A Genome-Wide Knock-Out Screen Identifies Novel Host Cell Entry Factor Requirements for Divergent Adeno-Associated Virus Serotypes
CitationDudek, Amanda. 2019. A Genome-Wide Knock-Out Screen Identifies Novel Host Cell Entry Factor Requirements for Divergent Adeno-Associated Virus Serotypes. Doctoral dissertation, Harvard University, Graduate School of Arts & Sciences.

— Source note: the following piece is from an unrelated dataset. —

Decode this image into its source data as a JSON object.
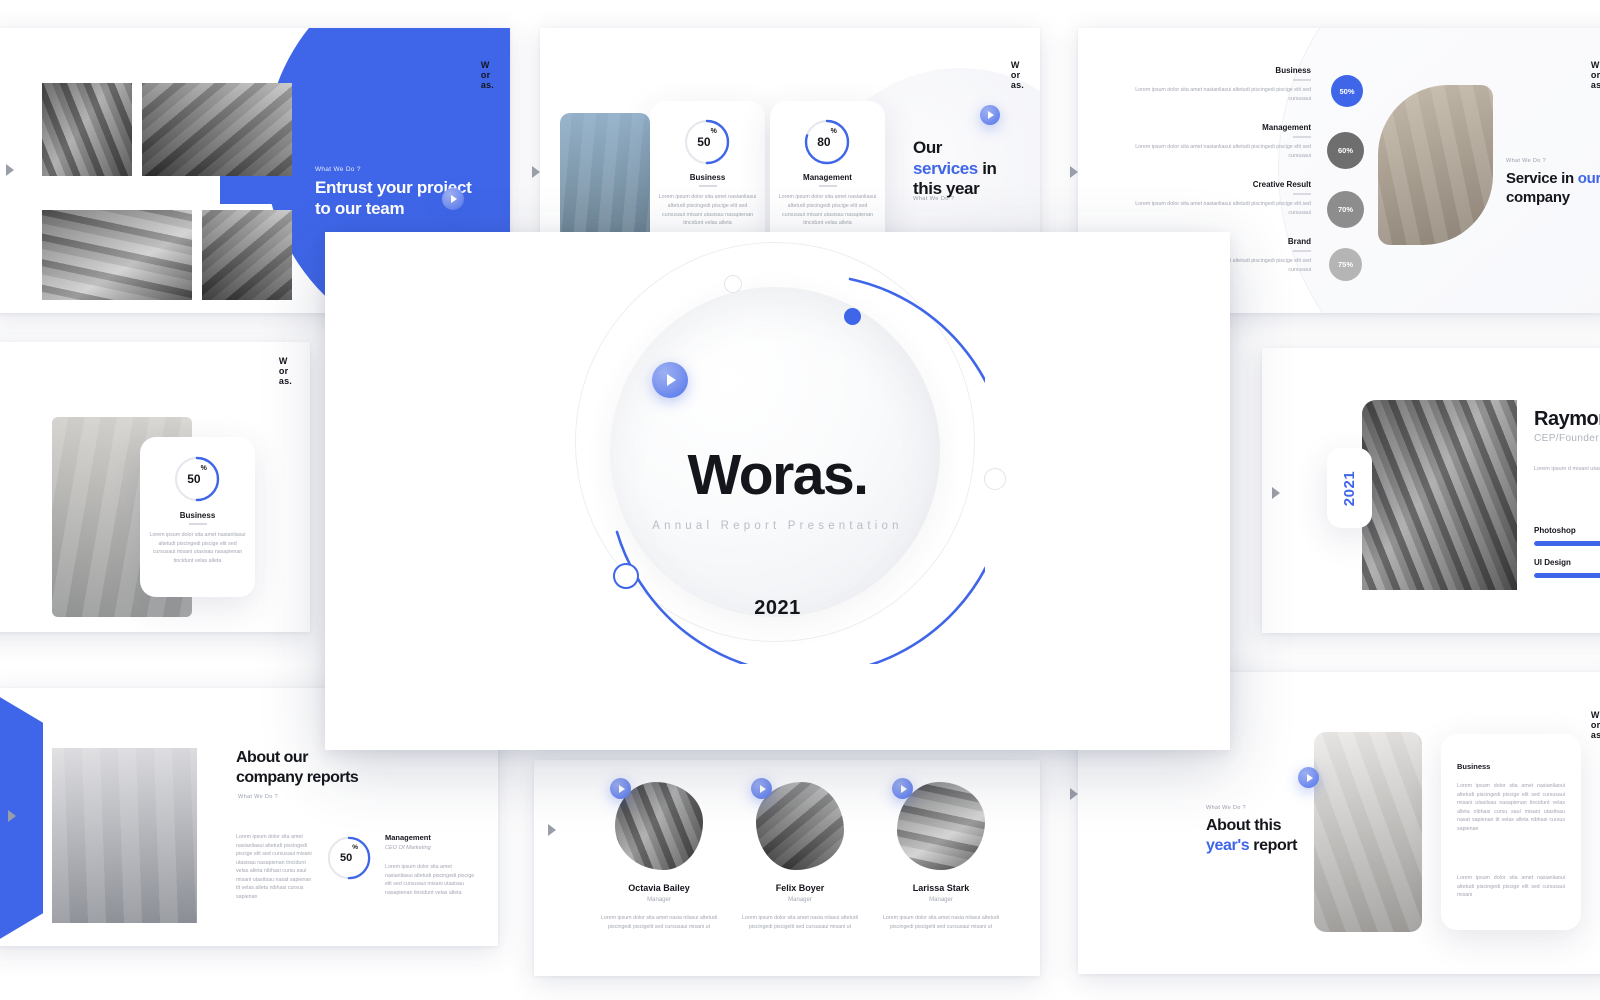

AbstractAdeno-Associated Virus (AAV) is a non-pathogenic virus that has been harnessed as a vector system for therapeutic gene transfer. Despite decades of research on AAV as a vector, little is known about the molecular determinants required for cellular entry of different AAV capsid serotypes and how this may lead to unique cell and tissue tropism for these viral vectors. This work presents and characterizes a novel AAV entry pathway used by an evolutionarily related subset of divergent AAVs that is independent of the canonical AAV receptor, AAVR, both in vitro and in vivo. This subset of AAV capsids, comprised of rh32.33 and AAV4, are unable to use AAVR for entry or to bind AAVR in vitro. We further characterize the role of AAVR for AAVR dependent serotypes, suggesting a predominantly post-attachment function for this receptor. Mutagenesis of both capsid and AAVR investigate the role human and animal variation may have in the success and translation of AAV-based gene therapies to the clinic. Additionally, a genome-wide CRISPR/Cas9 based entry screen identifies multiple cellular factors required for entry of AAVR dependent and independent serotypes. First, we describe a minimal alternate receptor complex comprised of NEU1 and CTSA that is uniquely required for entry of AAVR independent serotypes and acts at a post-attachment step in the entry pathway. We also identify and describe a previously uncharacterized protein, required by all AAV serotypes except AAV5. Chimeric capsids suggest both a capsid binding-site as well as an endosomal escape function located within the VP1 unique region of capsid. We therefore present a model in which most AAVs use a canonical entry pathway requiring two conserved entry factors, yet the highly divergent AAV serotypes AAV5, AAV4, and rh32.33 have unique alternate entry factor requirements. Our basic virology studies of AAV aim to both inform currently unanswered questions on the implementation of AAV-based gene therapies in the clinic, as well as allow for better design of AAV-based gene therapies in the future.